The apartments and condos are a problem for sure, but everyone can charge at a house. I went 3 months charging my EV using a standard level 1 charger on a normal house plug, and I have a fairly long commute of about 80km total. The level 2 charger just allows me to only charge a couple times a week, rather than it being something I do every time I get home (it takes about 15-20 seconds to plug in a charger)
You can also get smart splitters for your existing dryer circuit (as long as it isn’t on the opposite side of house) that allows you to only run one at a time and therefore saves you needing to upgrade your overall electrical service.
There’s also smart chargers that will scale the charging speed based on the rest of the house’s demand. High power chargers are nice sometimes, but most of the time people’s cars are parked at home for 12+ hours per day and they’re only driving a few km to work and back each day.
I do wonder what this means for businesses that offer powered parking stalls. Having someone charge their vehicle at work could be an extra few hundred per year per stall.
How many km do you drive a day?
A 120v outlet will do more than the average Canadian commutes daily.
It could still be an issue with winter charging for places that don’t have a garage when it hits -10c or so.
For colder places with no garage, I think a nema 5-20 outlet would be enough to overcome that, and most houses will have the wiring for that already in place. You might just need to upgrade the breaker in the box which would be cheap. You’d need an electrician to be sure, but if the house already has the wiring and box supports a 20amp vs 15amp breaker it it’d be under $100 vs getting a 50amp service set up for L2 charging.
We really don’t need L2 chargers at every home to make this work.

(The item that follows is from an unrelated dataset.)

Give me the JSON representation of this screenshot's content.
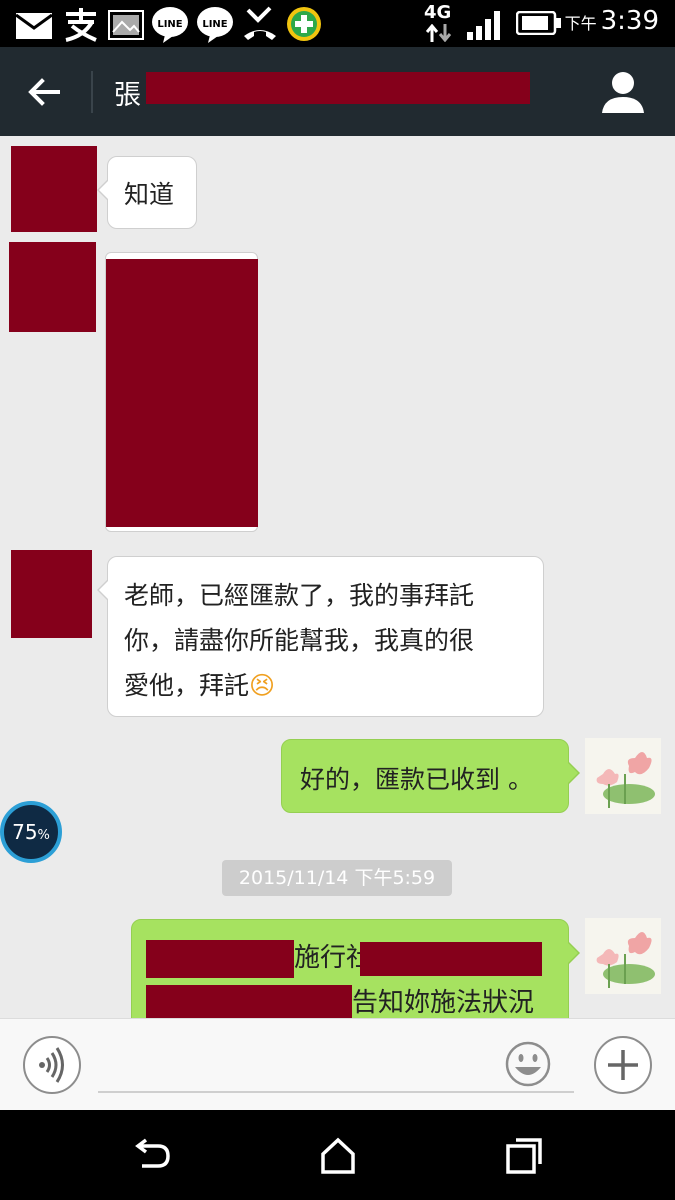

On an average day, I probably drive less than 20km. However, I’m frequently making trips about 300km out of the city with family. When I’m staying out that way I don’t have a garage to park in. There is zero public transit and I don’t think I’ve seen a single EV out that way.
I think it’s worth another reply to mention, while I think you’d be fine on 120v and most people could probably cheaply upgrade to a nema 5-20 outlet and 20amp breaker switch if they needed a bit more daily charge, neither of those are as efficient as charging at 240v.
I charge my car on 120v and it’s about 80% efficient and drops off as it getd really cold. I think 240v is 90-95% efficient.
If we have millions of people charging their cars on 120v as that’s all they need and it’s the cheapest option for them, that’s a lot of wasted electricity.
So really long term we probably do want people to make the upgrades to their boxes and wire in a new outlet as it’ll help us reduce our power consumption. Hopefully they’ll be a lot of incentives available for people to make the upgrade.
It would be like the big push from incandescent to fluorescent or led house lighting. Semi low hanging fruit to reduce power consumption by upgrading to something more efficient.